REFLEXIONES TERAPÉUTICAS PARA INICIAR LA SEMANA CON LA INTENCIÓN DE VIVIR EL PRESENTE Y ASPIRAR A UNA VIDA PLENA CON SENTIDO

El ego necesita tener razón para sostenerse en pie…

Quizás no lo sepas, pero si necesitas tener siempre la razón, no estás defendiendo la verdad, estás manteniendo a tu ego. Hay personas que, cuando discuten, no escuchan para comprender, escuchan buscando el momento exacto para responder, justificar lo que hicieron o demostrar que el otro está equivocado. Mientras tú hablas, ya están preparando el alegato de su defensa. No quieren llegar a un acuerdo, quieren quedar por encima.

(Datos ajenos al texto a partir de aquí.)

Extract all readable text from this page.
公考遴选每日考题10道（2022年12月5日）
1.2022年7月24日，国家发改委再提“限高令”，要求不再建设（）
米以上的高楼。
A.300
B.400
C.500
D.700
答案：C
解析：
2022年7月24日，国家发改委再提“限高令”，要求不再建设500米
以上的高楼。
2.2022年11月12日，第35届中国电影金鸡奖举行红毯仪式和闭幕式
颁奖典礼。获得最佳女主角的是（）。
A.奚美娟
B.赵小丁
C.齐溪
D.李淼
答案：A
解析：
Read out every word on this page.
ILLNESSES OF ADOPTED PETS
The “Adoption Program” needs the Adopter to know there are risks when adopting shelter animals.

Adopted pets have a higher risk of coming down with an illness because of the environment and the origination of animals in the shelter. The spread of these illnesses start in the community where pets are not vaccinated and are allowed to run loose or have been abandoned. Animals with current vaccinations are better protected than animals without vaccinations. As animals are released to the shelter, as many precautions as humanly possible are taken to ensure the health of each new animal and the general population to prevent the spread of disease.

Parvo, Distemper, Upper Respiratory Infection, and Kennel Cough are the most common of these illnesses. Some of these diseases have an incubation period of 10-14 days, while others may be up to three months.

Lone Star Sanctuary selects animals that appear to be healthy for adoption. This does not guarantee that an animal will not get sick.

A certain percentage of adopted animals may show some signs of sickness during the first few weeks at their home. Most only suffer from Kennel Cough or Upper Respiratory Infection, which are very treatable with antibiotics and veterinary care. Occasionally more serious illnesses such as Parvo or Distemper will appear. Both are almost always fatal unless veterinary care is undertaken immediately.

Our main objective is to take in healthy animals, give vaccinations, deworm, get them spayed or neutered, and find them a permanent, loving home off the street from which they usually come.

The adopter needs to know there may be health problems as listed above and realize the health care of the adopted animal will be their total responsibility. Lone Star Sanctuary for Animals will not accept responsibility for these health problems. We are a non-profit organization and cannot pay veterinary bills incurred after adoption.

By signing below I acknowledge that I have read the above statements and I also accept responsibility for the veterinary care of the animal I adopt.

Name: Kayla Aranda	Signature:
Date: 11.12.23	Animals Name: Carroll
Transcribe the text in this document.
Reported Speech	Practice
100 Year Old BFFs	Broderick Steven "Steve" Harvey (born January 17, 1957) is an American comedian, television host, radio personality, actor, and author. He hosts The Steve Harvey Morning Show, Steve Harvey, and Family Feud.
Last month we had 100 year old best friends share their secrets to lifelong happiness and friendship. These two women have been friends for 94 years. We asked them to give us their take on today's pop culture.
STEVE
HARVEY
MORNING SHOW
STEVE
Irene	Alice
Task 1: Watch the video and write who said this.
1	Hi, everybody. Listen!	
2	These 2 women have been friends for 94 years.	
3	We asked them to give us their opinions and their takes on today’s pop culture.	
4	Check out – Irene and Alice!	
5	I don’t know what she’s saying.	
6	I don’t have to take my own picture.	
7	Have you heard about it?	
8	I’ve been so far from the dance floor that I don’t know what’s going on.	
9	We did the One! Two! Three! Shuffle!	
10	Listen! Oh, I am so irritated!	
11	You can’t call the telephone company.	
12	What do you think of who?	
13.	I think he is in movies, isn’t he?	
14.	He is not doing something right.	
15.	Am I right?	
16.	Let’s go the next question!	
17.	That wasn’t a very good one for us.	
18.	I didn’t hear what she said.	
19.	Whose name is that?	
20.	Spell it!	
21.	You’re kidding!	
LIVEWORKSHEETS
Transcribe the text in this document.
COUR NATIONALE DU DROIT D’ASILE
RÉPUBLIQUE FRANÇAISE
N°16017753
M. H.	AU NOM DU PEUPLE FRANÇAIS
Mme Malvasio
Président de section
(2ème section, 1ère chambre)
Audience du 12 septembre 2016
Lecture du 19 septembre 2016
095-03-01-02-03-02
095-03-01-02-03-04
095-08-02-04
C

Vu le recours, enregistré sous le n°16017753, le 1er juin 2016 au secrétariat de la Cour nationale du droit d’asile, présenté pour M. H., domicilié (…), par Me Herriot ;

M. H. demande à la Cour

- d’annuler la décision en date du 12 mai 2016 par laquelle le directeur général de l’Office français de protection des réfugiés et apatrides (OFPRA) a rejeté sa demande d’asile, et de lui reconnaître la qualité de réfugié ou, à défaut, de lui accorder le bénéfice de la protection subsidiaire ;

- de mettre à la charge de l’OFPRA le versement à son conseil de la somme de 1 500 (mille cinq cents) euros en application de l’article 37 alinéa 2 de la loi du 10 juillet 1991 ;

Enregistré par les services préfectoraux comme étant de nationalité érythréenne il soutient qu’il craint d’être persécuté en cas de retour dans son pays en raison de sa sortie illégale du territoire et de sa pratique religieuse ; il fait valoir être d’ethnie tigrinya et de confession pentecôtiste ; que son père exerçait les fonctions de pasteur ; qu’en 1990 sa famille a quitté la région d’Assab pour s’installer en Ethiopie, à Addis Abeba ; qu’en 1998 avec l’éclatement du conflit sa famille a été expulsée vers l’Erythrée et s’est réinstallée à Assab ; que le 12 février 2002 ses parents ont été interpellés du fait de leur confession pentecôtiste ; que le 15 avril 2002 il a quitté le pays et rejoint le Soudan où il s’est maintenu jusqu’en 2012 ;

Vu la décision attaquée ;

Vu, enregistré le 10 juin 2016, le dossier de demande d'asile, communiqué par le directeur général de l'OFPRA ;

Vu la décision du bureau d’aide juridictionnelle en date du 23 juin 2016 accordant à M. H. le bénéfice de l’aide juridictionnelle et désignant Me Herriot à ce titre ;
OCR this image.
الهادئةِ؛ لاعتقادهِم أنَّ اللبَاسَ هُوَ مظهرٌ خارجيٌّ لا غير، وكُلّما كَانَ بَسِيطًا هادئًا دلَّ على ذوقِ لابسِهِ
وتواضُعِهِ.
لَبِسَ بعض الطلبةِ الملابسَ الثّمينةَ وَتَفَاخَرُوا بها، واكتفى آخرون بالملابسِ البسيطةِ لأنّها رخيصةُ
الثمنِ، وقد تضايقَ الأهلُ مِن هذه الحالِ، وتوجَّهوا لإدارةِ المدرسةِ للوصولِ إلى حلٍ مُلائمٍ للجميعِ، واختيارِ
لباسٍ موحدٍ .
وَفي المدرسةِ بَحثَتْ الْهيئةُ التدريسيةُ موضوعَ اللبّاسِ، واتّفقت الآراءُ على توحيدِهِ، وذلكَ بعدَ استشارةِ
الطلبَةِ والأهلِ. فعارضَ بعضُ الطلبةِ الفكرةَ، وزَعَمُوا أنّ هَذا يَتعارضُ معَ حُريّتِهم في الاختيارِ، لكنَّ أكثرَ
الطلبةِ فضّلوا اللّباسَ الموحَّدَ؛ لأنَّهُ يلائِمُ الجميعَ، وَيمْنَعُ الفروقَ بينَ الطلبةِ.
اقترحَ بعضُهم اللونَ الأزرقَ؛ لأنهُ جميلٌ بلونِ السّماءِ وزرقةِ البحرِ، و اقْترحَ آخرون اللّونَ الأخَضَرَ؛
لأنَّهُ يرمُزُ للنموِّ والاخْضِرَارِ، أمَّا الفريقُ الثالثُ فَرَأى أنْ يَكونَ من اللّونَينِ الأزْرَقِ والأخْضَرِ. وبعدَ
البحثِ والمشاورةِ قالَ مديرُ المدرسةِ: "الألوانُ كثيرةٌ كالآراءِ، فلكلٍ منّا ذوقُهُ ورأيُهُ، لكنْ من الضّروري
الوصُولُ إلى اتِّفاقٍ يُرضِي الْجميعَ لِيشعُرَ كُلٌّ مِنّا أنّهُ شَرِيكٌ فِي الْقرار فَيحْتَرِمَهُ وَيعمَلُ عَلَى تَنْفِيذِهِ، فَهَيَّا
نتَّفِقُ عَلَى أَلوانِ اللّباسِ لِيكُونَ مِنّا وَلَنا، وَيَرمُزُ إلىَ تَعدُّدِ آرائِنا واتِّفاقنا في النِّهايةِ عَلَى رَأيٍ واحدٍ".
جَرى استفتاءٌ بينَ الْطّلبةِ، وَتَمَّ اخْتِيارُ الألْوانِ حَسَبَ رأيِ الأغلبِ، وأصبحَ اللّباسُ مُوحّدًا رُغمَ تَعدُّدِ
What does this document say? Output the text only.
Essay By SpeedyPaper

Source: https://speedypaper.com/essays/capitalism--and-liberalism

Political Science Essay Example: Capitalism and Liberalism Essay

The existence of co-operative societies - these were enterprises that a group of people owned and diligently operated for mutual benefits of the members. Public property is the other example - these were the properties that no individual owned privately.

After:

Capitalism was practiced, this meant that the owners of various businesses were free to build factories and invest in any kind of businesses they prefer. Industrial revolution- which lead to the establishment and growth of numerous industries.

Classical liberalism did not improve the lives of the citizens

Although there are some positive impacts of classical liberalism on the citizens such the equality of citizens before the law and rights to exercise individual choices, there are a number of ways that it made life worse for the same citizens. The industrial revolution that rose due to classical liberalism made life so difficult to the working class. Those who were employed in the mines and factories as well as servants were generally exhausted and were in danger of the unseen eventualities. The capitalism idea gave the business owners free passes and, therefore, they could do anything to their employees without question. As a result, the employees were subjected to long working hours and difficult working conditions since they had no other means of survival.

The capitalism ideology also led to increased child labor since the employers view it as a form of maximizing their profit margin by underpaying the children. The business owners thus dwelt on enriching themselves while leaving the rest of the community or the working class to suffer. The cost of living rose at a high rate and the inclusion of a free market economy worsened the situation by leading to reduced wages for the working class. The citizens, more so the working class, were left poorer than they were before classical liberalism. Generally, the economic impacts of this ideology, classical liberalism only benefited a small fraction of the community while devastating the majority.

Necesitar tener siempre la razón es una clara muestra de inseguridad. Cuando has fusionado tus opiniones, tus decisiones y tu manera de hacer las cosas con tu identidad, cuestionar una conducta tuya es como si cuestionaras quién eres. No te abres a nueva información porque todo lo nuevo lo percibes como un ataque. Y cuando el ego se siente amenazado despliega inmediatamente su arsenal: se explica, se justifica, contraataca, culpa o rescata del archivo un error que cometió el otro hace siete años. Así es…

“Yo hice eso porque tú…”. “Tú haces cosas mucho peores…”. Estas respuestas tienen algo en común: desplazan la atención de lo que el otro está intentando decirte para devolvérsela como una acusación. Así consigue el ego lo que quería: no tener que mirarse ni preguntarse qué ha tenido que ver en todo esto. Necesita que su relato sea el verdadero para seguir sintiéndose sólido. Hay personas que prefieren quedarse solas teniendo razón que permanecer unidas reconociendo su responsabilidad en el debate.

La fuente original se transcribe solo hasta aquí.